Setting up external databases¶
Ferenda stores data in three substantially different ways:
- Documents are stored in the file system
- RDF Metadata is stored in in a triple store
- Document text is stored in a fulltext search engine.
There are many capable and performant triple stores and fulltext search engines available, and ferenda supports a few of them. The default choice for both are embedded solutions (using RDFLib + SQLite for a triple store and Whoosh for a fulltext search engine) so that you can get a small system going without installing and configuring additional server processess. However, these choices do not work well with medium to large datasets, so when you start feeling that indexing and searching is getting slow, you should run an external triplestore and an external fulltext search engine.
If you’re using the project framework, you set the configuration
values storetype
and indextype
to new values. You’ll find that
the ferenda-setup
tool creates a ferenda.ini
that specifies
storetype
and indextype
, based on whether it can find Fuseki,
Sesame and/or ElasticSearch running on their default ports on
localhost. You still might have to do extra configuration,
particularly if you’re using Sesame as a triple store.
If you setup any of the external databases after running
ferenda-setup
, or you want to use some other configuration than
what ferenda-setup
selected for you, you can still set the
configuration values in ferenda.ini
by editing the file as
described below.
If you are running any of the external databases, but in a non-default
location (including remote locations) you can set the environment
variables FERENDA_TRIPLESTORE_LOCATION
and/or
FERENDA_FULLTEXTINDEX_LOCATION
to the full URL before running
ferenda-setup
.
Triple stores¶
There are four choices.
RDFLib + SQLite¶
In ferenda.ini
:
[__root__]
storetype = SQLITE
storelocation = data/ferenda.sqlite # single file
storerepository = <projectname>
This is the simplest way to get up and running, requiring no configuration or installs on any platform.
RDFLib + Sleepycat (aka bsddb
)¶
In ferenda.ini
:
[__root__]
storetype = SLEEPYCAT
storelocation = data/ferenda.db # directory
storerepository = <projectname>
This requires that bsddb
(part of the standard library for python 2) or bsddb3
(separate package) is available and working (which can be a bit of pain on many platforms). Furthermore it’s less stable and slower than RDFLib + SQLite, so it can’t really be recommended. But since it’s the only persistant storage directly supported by RDFLib, it’s supported by Ferenda as well.
Sesame¶
In ferenda.ini
:
[__root__]
storetype = SESAME
storelocation = http://localhost:8080/openrdf-sesame
storerepository = <projectname>
Sesame is a framework and a set of java web applications that normally runs within a Tomcat application server. If you’re comfortable with Tomcat and servlet containers you can get started with this quickly, see their installation instructions. You’ll need to install both the actual Sesame Server and the OpenRDF workbench.

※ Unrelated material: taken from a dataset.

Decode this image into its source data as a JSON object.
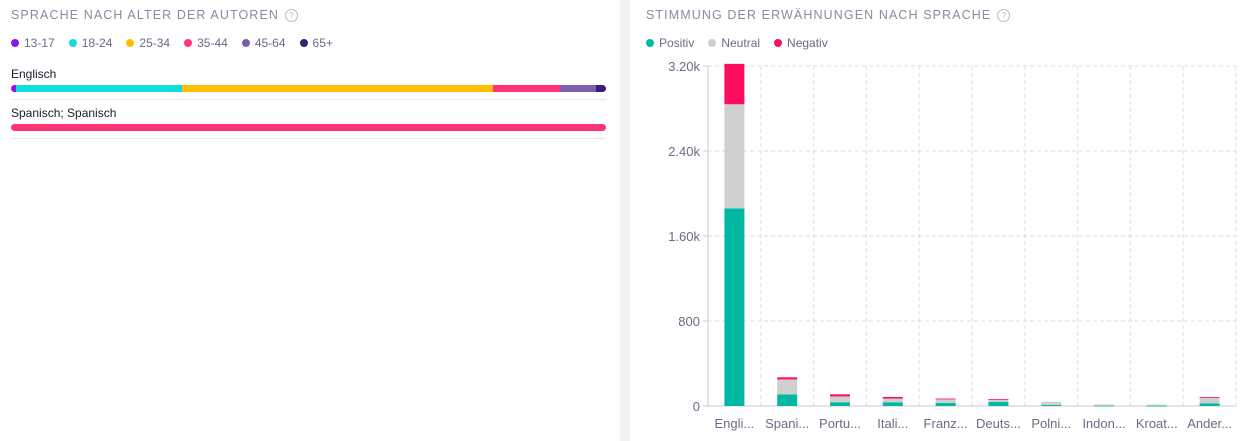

After installing it and configuring ferenda.ini
to use it, you’ll need to use the OpenRDF workbench app (at http://localhost:8080/openrdf-workbench
by default) to create a new repository. The recommended settings are:
Type: Native Java store
ID: <projectname> # eg same as storerepository in ferenda.ini
Title: Ferenda repository for <projectname>
Triple indexes: spoc,posc,cspo,opsc,psoc
It’s much faster than the RDFLib-based stores and is fairly stable (although Ferenda’s usage patterns seem to sometimes make simple operations take a disproportionate amount of time).
Fuseki¶
In ferenda.ini
:
[__root__]
storetype = SESAME
storelocation = http://localhost:3030
storerepository = ds
Fuseki is a simple java server that implements most SPARQL standards and can be run without any complicated setup. It can keep data purely in memory or store it on disk. The above configuration works with the default configuration of Fuseki - just download it and run fuseki-server
Fuseki seems to be the fastest triple store that Ferenda supports, at least with Ferendas usage patterns. Since it’s also the easiest to set up, it’s the recommended triple store once RDFLib + SQLite isn’t enough.
Fulltext search engines¶
There are two choices.
Whoosh¶
In ferenda.ini
:
[__root__]
indextype = WHOOSH
indexlocation = data/whooshindex
Whoosh is an embedded python fulltext search engine, which requires no setup (it’s automatically installed when installing ferenda with pip
or easy_install
), works reasonably well with small to medium amounts of data, and performs quick searches. However, once the index grows beyond a few hundred MB, indexing of new material begins to slow down.
Elasticsearch¶
In ferenda.ini
:
[__root__]
indextype = ELASTICSEARCH
indexlocation = http://localhost:9200/ferenda/
Elasticsearch is a distributed fulltext search engine in java which can run in a distributed fashion and which is accessed through a simple JSON/REST API. It’s easy to setup – just download it and run bin/elasticsearch
as per the instructions. Ferenda’s support for Elasticsearch is new and not yet stable, but it should be able to handle much larger amounts of data.